To all our beloved Mums... Happy Mother's Day!
No, we're not a month early. Sunday, April 3rd is "Mothering Sunday," which is celebrated in the UK and parts of Europe, and we at Circle of Mums love our international mothers!
Keep reading to learn why Mother's Day is celebrated on different days around the world, how Simnel cakes made their way into the mix, and how a childless American woman helped rekindle Mothering Sunday in the UK.
How It All Started
The concept behind Mothering Sunday goes back to the Roman Empire, when the "Hilaria" festival was held in mid-March to honor the mother goddess Cybele. When Europe and the Roman Empire converted to Christianity, this festival was changed to honor the Virgin Mary and the "Mother Church" on the fourth Sunday in Lent.
During the sixteenth century, it was common for people to return to their "Mother Church" (the main church or Cathedral in their area) for a service to be held in the middle of Lent. Many historians speculate that this led to the custom of giving children, particularly those who were domestic servants or apprentices, the day off to visit their mothers and families.
Despite this tradition, the celebration of Mothering Sunday had generally died out by the 1930s.
On the other side of the Atlantic in the meantime, several different groups and committees were trying to find ways to recognize mothers. It wasn't until Anna Marie Jarvis campaigned to establish Mother's Day as a U.S. holiday in the early 1900s that it became an official holiday. Anna Jarvis was not a mother looking for recognition— in fact, she never married, remained childless, and died in poverty. Her motivation for creating this holiday was her own mother, Ann Jarvis, who was a nurse during the Civil War and saved thousands of lives on both sides of the war by promoting better sanitation. One of the first Mother's Day celebrations was in 1908 when Anna invited friends over to commemorate her late mother's life.

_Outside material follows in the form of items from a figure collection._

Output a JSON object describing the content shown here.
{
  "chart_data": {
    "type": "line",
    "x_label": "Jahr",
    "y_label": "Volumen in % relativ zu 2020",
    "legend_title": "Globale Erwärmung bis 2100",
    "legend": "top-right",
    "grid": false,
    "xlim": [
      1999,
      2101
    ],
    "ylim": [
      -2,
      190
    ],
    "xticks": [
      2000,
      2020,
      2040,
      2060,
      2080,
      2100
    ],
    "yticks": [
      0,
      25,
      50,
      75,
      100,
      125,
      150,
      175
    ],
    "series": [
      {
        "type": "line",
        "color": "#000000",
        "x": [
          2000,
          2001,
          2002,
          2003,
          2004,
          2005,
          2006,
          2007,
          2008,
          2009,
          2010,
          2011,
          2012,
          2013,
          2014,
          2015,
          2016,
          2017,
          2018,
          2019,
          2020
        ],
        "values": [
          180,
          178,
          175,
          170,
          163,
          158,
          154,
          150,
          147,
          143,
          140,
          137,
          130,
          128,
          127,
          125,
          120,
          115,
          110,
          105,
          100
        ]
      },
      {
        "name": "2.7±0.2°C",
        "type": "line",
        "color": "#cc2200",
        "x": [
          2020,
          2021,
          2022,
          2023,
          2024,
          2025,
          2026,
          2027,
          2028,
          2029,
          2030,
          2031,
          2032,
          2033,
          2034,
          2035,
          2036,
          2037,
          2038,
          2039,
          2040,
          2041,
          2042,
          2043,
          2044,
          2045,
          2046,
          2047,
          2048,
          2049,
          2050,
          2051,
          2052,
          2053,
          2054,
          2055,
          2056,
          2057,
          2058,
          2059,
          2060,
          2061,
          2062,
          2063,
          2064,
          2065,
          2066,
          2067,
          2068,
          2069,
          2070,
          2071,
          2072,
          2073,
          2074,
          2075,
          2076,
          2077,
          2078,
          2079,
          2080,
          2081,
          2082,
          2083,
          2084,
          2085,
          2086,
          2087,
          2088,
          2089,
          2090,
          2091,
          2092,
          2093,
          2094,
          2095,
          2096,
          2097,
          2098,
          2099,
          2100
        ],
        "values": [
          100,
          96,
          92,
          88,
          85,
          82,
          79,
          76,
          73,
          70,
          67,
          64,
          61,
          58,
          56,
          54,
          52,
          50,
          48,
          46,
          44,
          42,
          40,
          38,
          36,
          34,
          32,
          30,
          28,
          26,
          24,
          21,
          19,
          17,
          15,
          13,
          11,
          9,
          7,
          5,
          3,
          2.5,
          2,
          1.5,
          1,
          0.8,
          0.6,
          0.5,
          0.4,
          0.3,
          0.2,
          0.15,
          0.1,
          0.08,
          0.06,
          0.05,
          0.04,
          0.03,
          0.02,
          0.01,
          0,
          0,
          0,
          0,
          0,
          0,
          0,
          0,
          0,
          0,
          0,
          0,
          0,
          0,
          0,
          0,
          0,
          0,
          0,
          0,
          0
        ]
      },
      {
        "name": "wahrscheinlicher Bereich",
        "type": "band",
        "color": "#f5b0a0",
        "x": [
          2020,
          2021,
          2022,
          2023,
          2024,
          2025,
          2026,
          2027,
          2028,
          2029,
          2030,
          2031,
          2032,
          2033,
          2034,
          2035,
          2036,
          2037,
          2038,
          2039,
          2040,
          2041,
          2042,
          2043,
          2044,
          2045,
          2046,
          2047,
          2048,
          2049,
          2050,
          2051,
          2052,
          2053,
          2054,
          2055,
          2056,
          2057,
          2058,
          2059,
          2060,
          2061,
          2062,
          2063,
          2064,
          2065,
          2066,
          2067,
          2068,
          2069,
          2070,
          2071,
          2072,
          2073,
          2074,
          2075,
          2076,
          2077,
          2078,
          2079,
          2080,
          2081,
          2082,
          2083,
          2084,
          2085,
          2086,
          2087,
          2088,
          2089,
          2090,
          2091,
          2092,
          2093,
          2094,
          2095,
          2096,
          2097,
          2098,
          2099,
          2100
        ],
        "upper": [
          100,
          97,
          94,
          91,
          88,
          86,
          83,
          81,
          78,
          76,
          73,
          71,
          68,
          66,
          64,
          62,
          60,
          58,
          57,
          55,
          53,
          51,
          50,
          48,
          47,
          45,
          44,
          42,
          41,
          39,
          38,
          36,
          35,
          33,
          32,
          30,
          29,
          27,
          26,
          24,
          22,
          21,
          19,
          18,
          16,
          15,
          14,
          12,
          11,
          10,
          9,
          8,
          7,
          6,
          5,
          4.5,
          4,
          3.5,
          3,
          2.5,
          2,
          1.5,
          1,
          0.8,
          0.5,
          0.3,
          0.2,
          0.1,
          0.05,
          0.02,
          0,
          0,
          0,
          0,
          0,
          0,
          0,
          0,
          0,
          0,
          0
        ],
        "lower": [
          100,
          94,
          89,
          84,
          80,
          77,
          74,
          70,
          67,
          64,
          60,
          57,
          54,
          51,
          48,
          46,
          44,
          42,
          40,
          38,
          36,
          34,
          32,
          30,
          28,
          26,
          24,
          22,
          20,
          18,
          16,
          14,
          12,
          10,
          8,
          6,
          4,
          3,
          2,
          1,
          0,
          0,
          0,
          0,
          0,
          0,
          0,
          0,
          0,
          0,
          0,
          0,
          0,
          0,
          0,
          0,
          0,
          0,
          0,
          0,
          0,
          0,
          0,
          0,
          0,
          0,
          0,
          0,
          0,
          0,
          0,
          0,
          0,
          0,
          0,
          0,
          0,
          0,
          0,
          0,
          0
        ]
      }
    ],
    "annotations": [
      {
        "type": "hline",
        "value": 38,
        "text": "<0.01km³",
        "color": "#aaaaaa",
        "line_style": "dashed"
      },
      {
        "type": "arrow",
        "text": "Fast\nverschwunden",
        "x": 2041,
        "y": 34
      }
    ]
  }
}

Mother's Day finally became an official cultural institution when the American state of West Virginia declared it a holiday in 1910, and in 1914 President Woodrow Wilson issued a proclamation declaring the first national Mother's Day.
How did the American holiday ripple its way across the pond? Well, when American and Canadian soldiers served abroad during World War II, they started to spread the tradition of celebrating their moms on the second Sunday in May. People in Ireland and the UK took up the charge and began celebrating Mother's Day again. Keeping with tradition, they observed it on the traditional fourth Sunday of Lent rather than in May.
Simon + Nell = Simnel Cakes?
Simnel cakes have been around since medieval times and have long been associated with Mothering Sunday. Traditionally, young girls brought these cakes home when they went to visit their families.
Popular legend holds that a married couple named Simon and Nell argued over whether the cake for Mothering Sunday should be baked or boiled. In the end they both baked and boiled them, and the resulting confections were named Simnel as a tip of the hat to both husband and wife. However, experts think the word simnel was probably derived from the Latin word simila, which is the fine, wheaten flour from which the cakes were made.
These days, every family creates their own traditions. What does yours do on Mother's Day?